Written by Hanif Jaberipour

Some time ago, I stepped into a childcare centre in a disadvantaged suburb of Melbourne for a consultation and began talking with the educators and the director. Very quickly, I felt that something wasn’t quite right. The educators were caring and committed, but their emotional capacity seemed low. There was a heaviness in the room that I couldn’t immediately explain.

As I spent more time listening, the picture became clearer. They shared that more than 80% of the families were from refugee backgrounds, many with significant trauma histories. It started to make sense. Day after day, the educators were holding not only the children’s needs, but also the emotional weight surrounding those children.

What I was witnessing was vicarious trauma. It was visible in their fatigue, in their reduced emotional bandwidth, and in the subtle ways their capacity for attunement was being stretched. Even the centre’s leadership was carrying this weight.

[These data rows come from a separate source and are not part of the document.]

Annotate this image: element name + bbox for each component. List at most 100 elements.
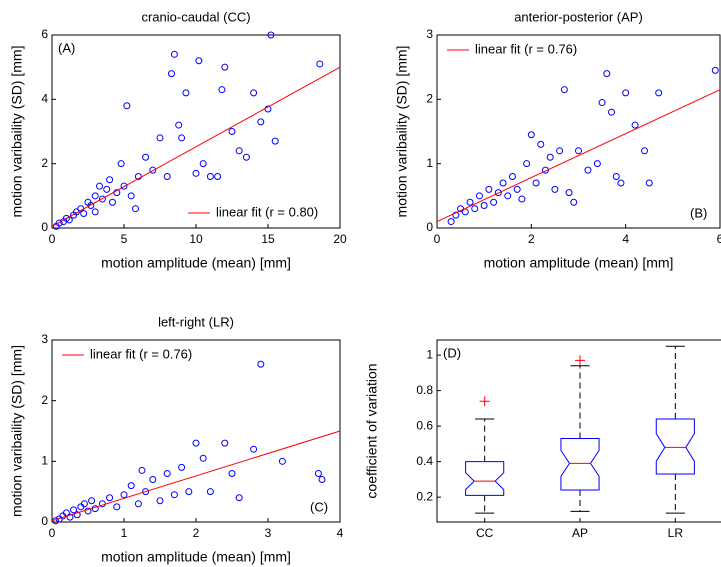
point [228, 469, 236, 477]
y-tick-label: 0.2 [416, 489, 433, 503]
y-axis-label: motion varibaility (SD) [mm] [394, 46, 410, 218]
point [163, 173, 171, 181]
point [132, 205, 140, 213]
point [523, 160, 531, 168]
point [508, 173, 516, 181]
point [168, 70, 176, 78]
point [278, 457, 286, 465]
point [267, 31, 275, 39]
point [612, 173, 620, 181]
point [250, 89, 258, 97]
point [518, 195, 526, 203]
x-tick-label: LR [668, 526, 684, 540]
axes-frame [51, 339, 341, 523]
legend-label: linear fit (r = 0.76) [90, 346, 192, 361]
point [551, 185, 559, 193]
point [195, 57, 203, 65]
y-tick-label: 2 [41, 393, 48, 407]
point [103, 185, 111, 193]
point [560, 86, 568, 94]
point [192, 169, 200, 177]
y-tick-label: 1 [426, 156, 433, 170]
x-axis-label: motion amplitude (mean) [mm] [101, 549, 291, 565]
box [560, 438, 600, 491]
point [80, 210, 88, 218]
point [711, 66, 719, 74]
y-tick-label: 6 [41, 27, 48, 41]
point [314, 469, 322, 477]
x-tick-label: 1 [121, 526, 128, 540]
point [206, 173, 214, 181]
point [120, 182, 128, 190]
point [608, 108, 616, 116]
box [655, 418, 695, 475]
point [228, 128, 236, 135]
legend-label: linear fit (r = 0.76) [475, 41, 577, 56]
point [142, 153, 150, 161]
point [452, 211, 460, 219]
point [490, 198, 498, 206]
x-tick-label: 4 [337, 526, 344, 540]
x-tick-label: 0 [434, 232, 441, 246]
point [170, 491, 178, 499]
y-tick-label: 0.4 [416, 454, 433, 468]
point [199, 454, 207, 462]
point [199, 160, 207, 168]
point [447, 218, 455, 226]
point [570, 198, 578, 206]
x-tick-label: 5 [121, 232, 128, 246]
panel-label: (D) [443, 345, 461, 360]
point [185, 488, 193, 496]
point [242, 153, 250, 161]
y-tick-label: 2 [426, 92, 433, 106]
fit-line [436, 89, 721, 223]
point [88, 497, 96, 505]
axes-frame [436, 34, 721, 229]
point [575, 147, 582, 155]
point [499, 179, 507, 187]
point [108, 198, 116, 206]
point [504, 192, 512, 200]
x-tick-label: 6 [717, 232, 721, 246]
point [221, 439, 229, 447]
point [655, 89, 663, 97]
x-tick-label: 2 [528, 232, 535, 246]
flier [575, 355, 585, 366]
point [471, 205, 479, 213]
y-tick-label: 0.8 [416, 383, 433, 397]
point [142, 488, 150, 496]
point [66, 513, 74, 521]
point [257, 360, 265, 368]
x-axis-label: motion amplitude (mean) [mm] [101, 255, 291, 271]
point [127, 192, 135, 200]
y-tick-label: 2 [41, 156, 48, 170]
x-tick-label: 20 [333, 232, 347, 246]
point [645, 179, 653, 187]
point [127, 482, 135, 490]
point [98, 195, 106, 203]
point [73, 511, 81, 519]
point [156, 497, 164, 505]
point [156, 134, 164, 142]
point [84, 507, 92, 515]
point [206, 488, 214, 496]
point [631, 121, 639, 129]
point [123, 102, 131, 110]
panel-label: (C) [310, 499, 328, 514]
point [480, 201, 488, 209]
point [170, 50, 178, 58]
y-axis-label: motion varibaility (SD) [mm] [9, 46, 25, 218]
y-tick-label: 1 [426, 347, 433, 361]
x-tick-label: AP [572, 526, 588, 540]
point [532, 179, 540, 187]
point [175, 121, 183, 129]
x-tick-label: 0 [49, 232, 56, 246]
point [641, 147, 649, 155]
point [235, 147, 243, 155]
box [465, 461, 505, 496]
x-tick-label: CC [476, 526, 494, 540]
point [192, 439, 200, 447]
x-tick-label: 15 [261, 232, 275, 246]
point [316, 60, 324, 68]
y-tick-label: 4 [41, 92, 48, 106]
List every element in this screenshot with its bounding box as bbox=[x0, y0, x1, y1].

The part of inequality we rarely name

We often talk about inequality in economic terms, income, housing, access to services. These matter deeply. But what I saw that day pointed to something less visible and probably even more influential.

Inequality is also relational

It is about who has access to sustained, regulated, and nurturing human connections, and who does not. War, as a major source of forced displacement and inequality, not only destroys infrastructure and economies, it also redistributes emotional and relational burden. Families carry trauma, fear, and instability into their new lives. Over time, this creates a quieter, less visible form of inequality: unequal access to emotional safety, stability, and consistent, regulated relationships.

Even the most dedicated professionals can become overwhelmed

When many families with high levels of trauma are concentrated in one setting, and when the systems around them are not resourced accordingly, even the most dedicated professionals can become overwhelmed. As that pressure builds, educators’ capacity to provide consistent care and nurture is compromised. Not because they lack skill or commitment, but because the emotional demands exceed what any individual can sustainably hold.

The result is that children, who need stable, attuned relationships, receive care in environments where everyone is trying, but many are depleted.

Professionals do not have the power to change the political and economic conditions that have shaped these families’ lives. They cannot stop wars. They cannot undo displacement. But they are asked, every day, to respond to its consequences.

Supporting professionals is essential

If we want to take children’s well-being seriously in these contexts, then supporting professionals is not optional, it is essential. Without adequate support, training, reflective space, and systemic resourcing, the expectation that educators can simply “provide nurturing care” becomes unrealistic.

And this brings us to a critical foundation.

Children’s needs are layered. As described in Maslow’s hierarchy of needs, their basic needs must come first: physical safety, food, shelter, rest. For many children from refugee backgrounds, these needs may already be fragile or recently disrupted. In the centre I visited, the committed and caring educators had to focus on meeting children’s basic needs at the very bottom of Maslow’s hierarchy.

Over time, however, the boundary between their personal and professional selves began to blur. The pressure left them with little space to regulate and care for themselves. This erosion of boundaries gradually contributed to emotional exhaustion and burnout.

Where relational inequality becomes decisive

If we fail to support the adults around children, families and educators alike, we unintentionally limit children’s access to the very relationships that support their development. So perhaps addressing inequality in children’s lives is not only about providing more services, but about strengthening the conditions for relationships within those services.

Because in the end, children do not experience inequality as a concept. They experience it in the quality of care they receive, in the emotional availability of the adults around them, and in whether their world feels safe enough to grow.